Mining companies with promising projects in British Columbia are taking a hard second look at their proposals in the wake of a decision by a joint British Columbia and Canadian government environmental review panel.
Mining companies with promising projects in British Columbia are taking a hard second look at their proposals in the wake of a decision by a joint B.C. and Canadian government environmental review panel.
The panel recommended Northgate Mineral Corp.’s Kemess North project not proceed in its current form.
In its summary, the panel says the economic and social benefits of the project are outweighed by risks of adverse environmental, social and cultural issues, some of which might not become apparent for many years.
Northgate was proposing a $200 million investment in a gold and copper mine north of its existing mine, about 425 kilometres northwest of Prince George.
Kemess North would extend the life of the existing operation by at least a decade, saving 350 existing mine jobs and the $60 million annually the operation pumps into the northern B.C. economy.
The most contentious part of Northgate’s proposal is the use of Duncan Lake to store mine waste. Northgate says the six kilometre long lake is the best environmental and economically feasible option: $200 million compared with $1 billion for the next best scenario.
The review panel agreed Northgate’s proposed mitigation measures were unlikely to cause significant environmental problems.
But the Kemess North plan raised the ire of four First Nations groups.
They were concerned about the loss of Duncan Lake and its spiritual values. The review panel was clearly swayed by the natives’ position.
“If you’re going to do a project, I think you should probably cut a deal with the First Nations before you get involved in the rest...”
Ken Stowe, Northgate’s president and CEO told a mining forum in Denver, Colorado, that the review panel’s findings were both unfortunate and illogical.
He said that it sends a clear message to companies operating in B.C. and perhaps the rest of Canada.
“If you’re going to do a project, I think you should probably cut a deal with the First Nations before you get involved in the rest... Otherwise, don’t waste your time,” Stowe said.

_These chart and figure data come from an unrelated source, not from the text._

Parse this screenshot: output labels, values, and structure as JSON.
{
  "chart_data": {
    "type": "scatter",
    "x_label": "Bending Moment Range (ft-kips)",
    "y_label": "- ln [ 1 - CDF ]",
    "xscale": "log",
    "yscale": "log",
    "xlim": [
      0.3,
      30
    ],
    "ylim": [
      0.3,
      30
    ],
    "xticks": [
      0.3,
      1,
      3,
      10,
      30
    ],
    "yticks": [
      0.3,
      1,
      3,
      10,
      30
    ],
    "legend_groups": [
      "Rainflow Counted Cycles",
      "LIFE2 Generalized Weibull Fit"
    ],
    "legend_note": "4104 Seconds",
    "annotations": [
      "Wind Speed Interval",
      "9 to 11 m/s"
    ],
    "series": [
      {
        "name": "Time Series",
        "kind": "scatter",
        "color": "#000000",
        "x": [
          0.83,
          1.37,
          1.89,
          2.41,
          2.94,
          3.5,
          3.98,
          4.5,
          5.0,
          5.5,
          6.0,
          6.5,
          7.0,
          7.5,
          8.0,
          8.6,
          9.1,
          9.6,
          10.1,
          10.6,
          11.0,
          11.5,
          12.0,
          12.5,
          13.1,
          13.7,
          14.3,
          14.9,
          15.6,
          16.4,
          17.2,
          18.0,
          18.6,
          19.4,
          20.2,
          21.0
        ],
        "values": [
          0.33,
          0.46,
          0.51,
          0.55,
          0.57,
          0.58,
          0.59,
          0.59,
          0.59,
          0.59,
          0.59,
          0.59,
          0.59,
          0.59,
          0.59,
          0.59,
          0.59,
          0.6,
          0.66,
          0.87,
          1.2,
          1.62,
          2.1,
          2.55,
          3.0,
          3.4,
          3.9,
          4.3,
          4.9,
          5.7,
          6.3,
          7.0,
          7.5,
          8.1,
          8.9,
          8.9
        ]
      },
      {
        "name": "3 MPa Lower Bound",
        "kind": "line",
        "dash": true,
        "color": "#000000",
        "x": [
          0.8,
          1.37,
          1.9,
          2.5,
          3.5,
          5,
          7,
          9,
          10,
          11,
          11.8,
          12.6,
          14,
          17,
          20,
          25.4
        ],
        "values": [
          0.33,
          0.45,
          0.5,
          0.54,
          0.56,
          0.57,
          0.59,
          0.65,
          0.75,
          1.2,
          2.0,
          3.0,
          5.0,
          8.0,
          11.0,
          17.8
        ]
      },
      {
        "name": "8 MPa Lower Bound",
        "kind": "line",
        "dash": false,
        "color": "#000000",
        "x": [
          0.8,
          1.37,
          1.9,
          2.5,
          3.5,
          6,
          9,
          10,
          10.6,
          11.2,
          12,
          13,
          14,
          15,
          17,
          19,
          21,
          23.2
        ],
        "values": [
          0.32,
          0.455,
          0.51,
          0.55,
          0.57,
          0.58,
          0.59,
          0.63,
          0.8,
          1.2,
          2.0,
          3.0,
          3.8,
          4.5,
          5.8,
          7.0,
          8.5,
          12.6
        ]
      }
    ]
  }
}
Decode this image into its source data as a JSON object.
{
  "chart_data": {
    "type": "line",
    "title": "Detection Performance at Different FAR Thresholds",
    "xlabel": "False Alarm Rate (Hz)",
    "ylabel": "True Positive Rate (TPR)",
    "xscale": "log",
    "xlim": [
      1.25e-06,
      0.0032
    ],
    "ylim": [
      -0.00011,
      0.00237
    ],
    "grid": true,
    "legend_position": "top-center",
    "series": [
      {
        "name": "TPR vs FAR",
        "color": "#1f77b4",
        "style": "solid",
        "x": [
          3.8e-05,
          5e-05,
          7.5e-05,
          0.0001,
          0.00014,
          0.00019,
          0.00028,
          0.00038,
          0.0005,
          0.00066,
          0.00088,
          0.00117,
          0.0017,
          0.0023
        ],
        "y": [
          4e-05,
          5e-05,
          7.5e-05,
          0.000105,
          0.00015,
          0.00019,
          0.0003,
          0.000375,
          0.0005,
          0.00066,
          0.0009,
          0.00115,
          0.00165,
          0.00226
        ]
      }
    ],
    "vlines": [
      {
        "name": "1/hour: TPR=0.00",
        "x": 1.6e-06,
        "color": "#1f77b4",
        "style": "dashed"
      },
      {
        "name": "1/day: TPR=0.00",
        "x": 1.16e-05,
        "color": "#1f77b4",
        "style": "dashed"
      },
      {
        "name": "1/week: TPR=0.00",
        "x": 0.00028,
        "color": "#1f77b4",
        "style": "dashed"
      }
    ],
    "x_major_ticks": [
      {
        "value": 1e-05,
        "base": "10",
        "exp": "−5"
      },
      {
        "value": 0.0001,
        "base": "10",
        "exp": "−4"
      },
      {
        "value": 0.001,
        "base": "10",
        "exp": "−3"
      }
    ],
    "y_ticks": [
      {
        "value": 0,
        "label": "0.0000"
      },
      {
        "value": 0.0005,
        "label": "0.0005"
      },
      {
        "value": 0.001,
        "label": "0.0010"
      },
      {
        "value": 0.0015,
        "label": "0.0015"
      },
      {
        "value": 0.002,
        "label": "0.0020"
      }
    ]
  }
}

The Association for Mineral Exploration in B.C. is concerned that the panel’s nixing of Kemess North sends a negative signal to international investors about B.C.’s mining-friendly status.
“The mineral exploration sector remains hopeful that the company, the community and First Nations can come to an agreement that will enable this important project to move forward so B.C. can let the international investment community know that it’s truly open for business,” said Dan Jepsen, the association’s president and CEO in a statement.
As for Northgate, its plans are on hold pending a review of the panel’s findings by the B.C. and federal governments. In the meantime — however long that might turn out to be — Northgate does not intend investing more shareholders money into further exploration of the Kemess North area.
The joint environmental review panel’s conclusion puts the B.C. government in an awkward situation.
It has been actively and successfully encouraging investment in mining exploration in the province and in 2006, investment was valued at $265 million, up 800 per cent from 2001.
The government sees mining picking up the economic slack with the predicted decline in future timber supplies in the interior caused by the mountain pine beetle epidemic.
There are many proposals in B.C. at one stage or another in the complex pipeline leading to mine creation.
Taseko Mines Prosperity project has parallels with Northgate’s Kemess North. Taseko recently received an engineering study indicating its proposed open pit gold and copper mine, 125 kilometres southwest of Williams Lake, is both economically and technically feasible.
The $800 million venture would create 550 direct jobs, 1,280 indirect ones for 22 years of expected mine life.
The Prosperity project also involves the use of a lake: Fishpot Lake.
It has yet to undergo provincial and federal environmental assessment reviews.
Construction is underway at the $2 billion Galore Creek gold/copper mine southwest of Dease Lake. It is owned and operated by partners NovaGold and Teck Cominco. The project has the blessing of the Tahltan Nation.
However, some factions of the same group along with others put at least a temporary halt to the plans of Shell Canada and its proposal for coal bed methane extraction in the nearby Klappan area.
Some other notable projects on the books include Ruby Creek’s $300 million molybdenum mine near Atlin; Blue Pearl Mining Ltd.’s Davidson Project near Smithers; Imperial Metal’s Red Chris project in northwest B.C. and Terrane Metals Corp.’s Mt. Milligan copper and gold property in north central B.C.